Humanistische AKTION  für mehr Menschlichkeit
Gemeinnützige Initiative seit 1994

München, 02.10.98

Humanistischer Verband Deutschlands
Redaktion diesseits
Hobrechtstr. 8
12043 Berlin

Sehr geehrte Damen und Herren,

wir bitten freundlich um einen Hinweis in "diesseits", daß wir mit unserer seit 1994 bestehenden Initiative "Humanistische AKTION" weder mit der "Humanistischen Partei", noch mit der "Humanistischen Bewegung" zu tun haben ("diesseits" 3/98, S.18). Nach unseren Kenntnissen trat die HB zuletzt im Jahre 1993 mit einer "Humanistischen Aktion gegen Ausländerfeindlichkeit und Diskriminierung" an die Öffentlichkeit.
. . .

Danke!

Mit freundlichem Gruß

Rudolf Kuhr 



Humanistischer Verband Deutschlands

E-Mail am 06.10.98

 Lieber Herr Kuhr,
. . .

Auf die Humanistische Partei möchten wir in "diesseits" nicht noch einmal
eingehen; dadurch würde diese Gruppe nur noch bekannter.

Mit freundlichen Grüßen

Unterschrift 


Humanistische AKTION
E-Mail am 07.10.98

Lieber . . .,
sehr geehrtes Redaktions-Team,

danke für Ihren Brief vom 6.10. . . .

Ich kann verstehen, wenn Sie persönlich oder als Verband vermeiden, durch ein nochmaliges Benennen etwas indirekt zu unterstützen, was den eigenen Grundsätzen teilweise aber wesentlich widerspricht.

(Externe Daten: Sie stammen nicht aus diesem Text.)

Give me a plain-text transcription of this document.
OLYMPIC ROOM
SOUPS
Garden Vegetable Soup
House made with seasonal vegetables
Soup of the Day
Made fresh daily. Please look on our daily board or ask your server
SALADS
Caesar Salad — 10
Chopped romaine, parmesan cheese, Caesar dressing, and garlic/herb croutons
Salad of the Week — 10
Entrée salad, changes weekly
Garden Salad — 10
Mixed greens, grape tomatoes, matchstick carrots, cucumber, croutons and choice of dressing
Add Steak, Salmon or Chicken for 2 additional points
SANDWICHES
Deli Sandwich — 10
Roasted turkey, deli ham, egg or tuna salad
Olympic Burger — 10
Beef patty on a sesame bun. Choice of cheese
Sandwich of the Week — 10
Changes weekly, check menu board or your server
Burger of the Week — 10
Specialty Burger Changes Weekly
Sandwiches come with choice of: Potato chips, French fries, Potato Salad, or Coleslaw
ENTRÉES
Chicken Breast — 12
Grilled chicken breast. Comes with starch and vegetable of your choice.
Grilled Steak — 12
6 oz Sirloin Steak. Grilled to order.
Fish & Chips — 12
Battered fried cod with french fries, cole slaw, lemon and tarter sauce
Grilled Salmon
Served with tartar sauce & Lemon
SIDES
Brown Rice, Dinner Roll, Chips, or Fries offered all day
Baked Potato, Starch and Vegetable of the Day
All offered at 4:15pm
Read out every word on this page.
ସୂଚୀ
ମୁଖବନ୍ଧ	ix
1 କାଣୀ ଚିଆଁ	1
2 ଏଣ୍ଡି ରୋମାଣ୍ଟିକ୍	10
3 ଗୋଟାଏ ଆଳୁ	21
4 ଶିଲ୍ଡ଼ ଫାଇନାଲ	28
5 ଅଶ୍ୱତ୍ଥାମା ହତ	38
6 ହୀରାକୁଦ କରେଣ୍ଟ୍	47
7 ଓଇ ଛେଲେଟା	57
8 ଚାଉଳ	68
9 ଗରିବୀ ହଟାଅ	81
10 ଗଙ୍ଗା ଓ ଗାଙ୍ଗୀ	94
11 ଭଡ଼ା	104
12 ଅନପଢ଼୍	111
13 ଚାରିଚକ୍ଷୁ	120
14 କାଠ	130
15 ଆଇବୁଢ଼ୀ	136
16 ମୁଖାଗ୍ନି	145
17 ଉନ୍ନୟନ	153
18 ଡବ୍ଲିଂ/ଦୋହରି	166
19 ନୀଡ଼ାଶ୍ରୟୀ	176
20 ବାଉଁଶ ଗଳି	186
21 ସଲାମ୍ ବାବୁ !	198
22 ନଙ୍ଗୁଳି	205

Da Sie dies aber durch ein nachhaltiges Angebot von aufklärenden Broschüren über die 'Humanistische Partei' bzw. 'Humanistische Bewegung' dennoch tun, könnte der Eindruck entstehen, daß es Ihnen auch darum geht, unsere 'Humanistische Aktion' nicht erwähnen zu müssen.

Menschlich ist das verständlich. Einem humanistischen (ich denke doch, nicht Alleinvertretungs-) Anspruch würde es aber wohl eher entsprechen, "ökumenisch" zu denken und zu handeln, die Realitäten anzuerkennen, das Verbindende zu verstärken und über Trennendes in fairer Weise öffentlich zu diskutieren, um es zu überwinden. Andernfalls würde der humanistische Anspruch unglaubwürdig, der ja nicht nur die Toleranz gegenüber den eigenen menschlichen Schwächen enthält, sondern vor allem auch ein Streben nach menschlicher Größe.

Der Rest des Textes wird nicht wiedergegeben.